3Dプリンターや4Dプリンティングといった、最先端の成形技術の可能性に触れることができます。

成形の意味と塑性加工の基礎知識

 

金属加工の世界で頻繁に使われる「成形」という言葉ですが、その正確な意味を説明できる人は意外と少ないかもしれません 。「成形」とは、素材にある一定の力を加えて、目的の形に作り上げること全般を指す言葉です 。製品の形を作り出すための、いわば根幹をなす工程と言えるでしょう。
よく似た言葉に「成型」「整形」「形成」がありますが、それぞれニュアンスが異なります 。
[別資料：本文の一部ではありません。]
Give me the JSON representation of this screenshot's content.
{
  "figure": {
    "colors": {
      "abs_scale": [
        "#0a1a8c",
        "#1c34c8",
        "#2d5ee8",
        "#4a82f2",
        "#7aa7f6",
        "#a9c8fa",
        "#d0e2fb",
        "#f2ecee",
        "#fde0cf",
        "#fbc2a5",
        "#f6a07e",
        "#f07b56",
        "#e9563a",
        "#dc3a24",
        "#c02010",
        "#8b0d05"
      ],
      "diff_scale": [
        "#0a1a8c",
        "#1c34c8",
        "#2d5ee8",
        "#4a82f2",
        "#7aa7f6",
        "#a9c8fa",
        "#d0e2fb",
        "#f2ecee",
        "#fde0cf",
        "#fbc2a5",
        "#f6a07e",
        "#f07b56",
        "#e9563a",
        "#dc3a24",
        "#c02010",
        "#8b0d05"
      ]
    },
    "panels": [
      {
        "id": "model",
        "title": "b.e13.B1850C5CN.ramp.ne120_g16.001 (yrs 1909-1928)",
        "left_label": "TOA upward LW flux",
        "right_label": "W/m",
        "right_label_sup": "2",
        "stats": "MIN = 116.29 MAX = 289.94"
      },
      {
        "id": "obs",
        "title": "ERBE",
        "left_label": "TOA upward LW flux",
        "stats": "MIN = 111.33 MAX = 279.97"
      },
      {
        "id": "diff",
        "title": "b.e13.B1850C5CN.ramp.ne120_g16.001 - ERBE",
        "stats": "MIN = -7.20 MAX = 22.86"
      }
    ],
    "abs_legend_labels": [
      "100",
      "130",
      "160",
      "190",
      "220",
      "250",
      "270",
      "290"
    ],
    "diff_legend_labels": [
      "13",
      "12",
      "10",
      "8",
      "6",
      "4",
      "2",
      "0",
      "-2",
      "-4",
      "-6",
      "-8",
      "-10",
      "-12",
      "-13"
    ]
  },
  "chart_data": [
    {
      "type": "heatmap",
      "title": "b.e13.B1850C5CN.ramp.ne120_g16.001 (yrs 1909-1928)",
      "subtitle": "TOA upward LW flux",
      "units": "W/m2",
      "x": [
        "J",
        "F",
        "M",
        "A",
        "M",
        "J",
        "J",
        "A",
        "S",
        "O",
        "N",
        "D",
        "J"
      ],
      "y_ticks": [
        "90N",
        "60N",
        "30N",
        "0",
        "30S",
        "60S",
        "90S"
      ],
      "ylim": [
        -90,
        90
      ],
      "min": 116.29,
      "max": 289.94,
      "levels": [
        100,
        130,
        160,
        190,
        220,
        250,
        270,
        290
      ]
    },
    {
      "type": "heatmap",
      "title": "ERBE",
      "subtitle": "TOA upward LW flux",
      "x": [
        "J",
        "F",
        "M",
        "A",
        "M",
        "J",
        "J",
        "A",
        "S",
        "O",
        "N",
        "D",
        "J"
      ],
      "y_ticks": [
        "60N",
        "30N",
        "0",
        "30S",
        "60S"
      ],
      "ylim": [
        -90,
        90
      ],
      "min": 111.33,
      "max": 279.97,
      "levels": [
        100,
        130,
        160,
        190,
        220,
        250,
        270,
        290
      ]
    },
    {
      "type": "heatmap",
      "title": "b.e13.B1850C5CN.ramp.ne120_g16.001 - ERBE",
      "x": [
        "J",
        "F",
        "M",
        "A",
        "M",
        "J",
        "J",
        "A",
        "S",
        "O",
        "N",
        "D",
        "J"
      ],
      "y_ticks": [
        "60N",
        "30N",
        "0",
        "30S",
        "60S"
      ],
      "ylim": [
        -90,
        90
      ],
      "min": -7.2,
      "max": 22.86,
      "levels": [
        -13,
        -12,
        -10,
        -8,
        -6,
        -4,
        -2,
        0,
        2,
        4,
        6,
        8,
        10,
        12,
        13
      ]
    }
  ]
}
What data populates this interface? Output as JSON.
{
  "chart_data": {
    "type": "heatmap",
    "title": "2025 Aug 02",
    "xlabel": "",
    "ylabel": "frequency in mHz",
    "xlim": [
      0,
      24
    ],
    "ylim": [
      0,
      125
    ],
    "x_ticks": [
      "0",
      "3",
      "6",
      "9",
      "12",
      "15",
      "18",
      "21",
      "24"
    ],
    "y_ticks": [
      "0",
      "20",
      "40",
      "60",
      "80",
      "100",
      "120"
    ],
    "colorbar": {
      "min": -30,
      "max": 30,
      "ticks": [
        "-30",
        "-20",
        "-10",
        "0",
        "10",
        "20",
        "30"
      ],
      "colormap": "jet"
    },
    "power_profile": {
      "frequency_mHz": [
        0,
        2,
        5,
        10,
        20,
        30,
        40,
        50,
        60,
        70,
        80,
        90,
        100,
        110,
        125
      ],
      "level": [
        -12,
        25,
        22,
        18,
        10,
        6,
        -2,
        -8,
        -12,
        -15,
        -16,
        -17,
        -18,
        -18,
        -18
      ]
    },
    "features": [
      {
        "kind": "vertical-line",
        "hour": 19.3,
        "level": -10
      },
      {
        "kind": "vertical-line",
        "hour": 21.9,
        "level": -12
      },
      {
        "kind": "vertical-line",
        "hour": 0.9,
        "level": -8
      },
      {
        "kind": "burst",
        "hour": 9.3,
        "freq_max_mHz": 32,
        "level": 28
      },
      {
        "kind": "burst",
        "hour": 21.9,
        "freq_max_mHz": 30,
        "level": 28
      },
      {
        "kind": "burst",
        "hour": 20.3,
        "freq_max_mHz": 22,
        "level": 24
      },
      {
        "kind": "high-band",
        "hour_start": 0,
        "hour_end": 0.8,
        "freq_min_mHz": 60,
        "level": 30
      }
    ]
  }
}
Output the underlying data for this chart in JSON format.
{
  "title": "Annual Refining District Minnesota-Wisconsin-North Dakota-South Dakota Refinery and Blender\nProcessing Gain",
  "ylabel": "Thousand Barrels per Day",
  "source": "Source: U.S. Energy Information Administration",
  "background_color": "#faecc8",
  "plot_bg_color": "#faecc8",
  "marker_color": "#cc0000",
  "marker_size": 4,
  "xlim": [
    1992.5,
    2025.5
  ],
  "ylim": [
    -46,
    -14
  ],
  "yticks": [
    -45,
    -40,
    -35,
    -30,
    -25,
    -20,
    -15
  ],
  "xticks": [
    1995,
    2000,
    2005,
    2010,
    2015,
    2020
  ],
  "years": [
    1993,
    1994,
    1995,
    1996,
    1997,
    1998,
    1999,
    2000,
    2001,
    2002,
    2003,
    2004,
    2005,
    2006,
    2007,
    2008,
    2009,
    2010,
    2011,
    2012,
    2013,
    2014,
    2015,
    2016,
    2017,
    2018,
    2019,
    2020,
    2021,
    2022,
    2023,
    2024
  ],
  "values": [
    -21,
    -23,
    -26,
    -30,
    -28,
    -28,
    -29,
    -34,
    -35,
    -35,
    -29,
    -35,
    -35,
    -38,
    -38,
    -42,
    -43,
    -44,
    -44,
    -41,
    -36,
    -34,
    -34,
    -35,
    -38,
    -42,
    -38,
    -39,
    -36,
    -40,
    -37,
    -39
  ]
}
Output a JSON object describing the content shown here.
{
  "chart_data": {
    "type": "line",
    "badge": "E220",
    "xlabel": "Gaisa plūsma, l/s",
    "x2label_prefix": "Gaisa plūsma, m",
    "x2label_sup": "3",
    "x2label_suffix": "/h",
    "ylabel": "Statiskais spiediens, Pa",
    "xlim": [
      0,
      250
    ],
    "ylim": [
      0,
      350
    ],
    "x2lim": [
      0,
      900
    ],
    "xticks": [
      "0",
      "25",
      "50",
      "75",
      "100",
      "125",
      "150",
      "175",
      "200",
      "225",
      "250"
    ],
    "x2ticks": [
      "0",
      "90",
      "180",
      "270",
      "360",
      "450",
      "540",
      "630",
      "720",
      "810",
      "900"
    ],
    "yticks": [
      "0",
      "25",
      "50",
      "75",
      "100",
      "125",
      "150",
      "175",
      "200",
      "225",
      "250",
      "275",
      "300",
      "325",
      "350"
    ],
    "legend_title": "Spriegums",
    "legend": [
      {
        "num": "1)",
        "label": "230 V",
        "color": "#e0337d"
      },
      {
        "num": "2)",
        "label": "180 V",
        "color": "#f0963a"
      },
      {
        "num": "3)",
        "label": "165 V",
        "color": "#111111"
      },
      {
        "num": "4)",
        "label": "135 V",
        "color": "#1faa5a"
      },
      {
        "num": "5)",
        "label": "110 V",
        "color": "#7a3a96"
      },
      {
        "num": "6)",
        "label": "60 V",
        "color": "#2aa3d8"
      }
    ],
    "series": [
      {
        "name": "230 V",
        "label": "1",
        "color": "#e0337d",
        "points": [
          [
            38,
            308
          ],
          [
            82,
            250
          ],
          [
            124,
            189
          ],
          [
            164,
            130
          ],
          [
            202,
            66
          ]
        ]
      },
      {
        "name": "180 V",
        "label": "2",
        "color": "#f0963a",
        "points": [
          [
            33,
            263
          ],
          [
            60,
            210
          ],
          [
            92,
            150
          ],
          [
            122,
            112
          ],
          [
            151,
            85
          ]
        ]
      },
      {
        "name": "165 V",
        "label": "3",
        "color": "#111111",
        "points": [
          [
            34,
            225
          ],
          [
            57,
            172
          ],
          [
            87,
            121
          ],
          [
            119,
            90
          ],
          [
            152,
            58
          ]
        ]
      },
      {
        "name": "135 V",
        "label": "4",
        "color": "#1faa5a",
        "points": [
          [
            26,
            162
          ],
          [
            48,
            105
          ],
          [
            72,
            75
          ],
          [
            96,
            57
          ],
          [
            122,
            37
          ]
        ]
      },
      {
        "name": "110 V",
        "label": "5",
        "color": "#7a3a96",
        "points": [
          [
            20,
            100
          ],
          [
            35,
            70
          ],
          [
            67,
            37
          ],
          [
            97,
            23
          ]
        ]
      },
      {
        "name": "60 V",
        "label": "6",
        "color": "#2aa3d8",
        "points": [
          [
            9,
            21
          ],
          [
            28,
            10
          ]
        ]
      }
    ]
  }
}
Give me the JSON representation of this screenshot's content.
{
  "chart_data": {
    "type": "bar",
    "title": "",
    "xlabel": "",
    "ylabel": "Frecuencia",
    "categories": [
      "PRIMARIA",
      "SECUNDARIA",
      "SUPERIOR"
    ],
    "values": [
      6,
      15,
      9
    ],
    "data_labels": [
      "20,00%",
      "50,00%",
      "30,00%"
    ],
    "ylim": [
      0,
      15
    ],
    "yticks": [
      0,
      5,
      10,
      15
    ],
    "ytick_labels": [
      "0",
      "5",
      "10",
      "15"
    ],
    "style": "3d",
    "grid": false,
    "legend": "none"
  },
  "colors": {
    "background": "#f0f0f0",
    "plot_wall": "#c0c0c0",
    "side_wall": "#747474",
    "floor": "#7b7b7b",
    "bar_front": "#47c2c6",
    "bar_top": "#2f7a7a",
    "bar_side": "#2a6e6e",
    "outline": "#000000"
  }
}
  • 成形(せいけい)材料に力を加えて特定の形に作り上げること。本稿のテーマであり、最も広義な言葉です 。
  • 成型(せいけい):「型」を用いて製品を作る場合に特に使われることが多い言葉です 。射出成型やプレス成型などが該当します。
  • 整形(せいけい):形を整える、という意味合いが強く、美容整形や整形外科のように、すでにあるものの形を理想的な状態に整える際に使われます 。
  • 形成(けいせい):あるまとまりのあるもの、抽象的なものを作り上げる場合にも使われます 。人格形成や世論形成といった用例が挙げられます。

金属加工における成形の中でも、特に重要なのが「塑性加工(そせいかこう)」です 。塑性とは、物質に力を加えると変形し、力を取り除いても元の形に戻らない性質のことを指します 。この性質を利用して、金属を叩いたり、曲げたり、伸ばしたりして目的の形状に加工するのが塑性加工です 。
塑性加工は、加工する際の温度によって以下の3つに大別されます 。

  • 🔥 熱間加工: 材料の再結晶温度以上の高温で加工する方法です 。金属は高温になると柔らかくなり、変形しやすくなるため、小さな力で大きな変形が可能です 。ただし、寸法精度は出しにくく、表面が酸化しやすいというデメリットがあります。
  • 🌡️ 温間加工: 熱間加工と冷間加工の中間の温度域で行う加工です 。両者の長所を併せ持ち、複雑な形状の製品を作るのに適しています。
  • ❄️ 冷間加工: 材料を常温で加工する方法です 。寸法精度が高く、表面が滑らかに仕上がるのが特徴です 。一方で、加工には大きな力が必要で、加工硬化(加工によって材料が硬くなる現象)が起こりやすいという側面もあります。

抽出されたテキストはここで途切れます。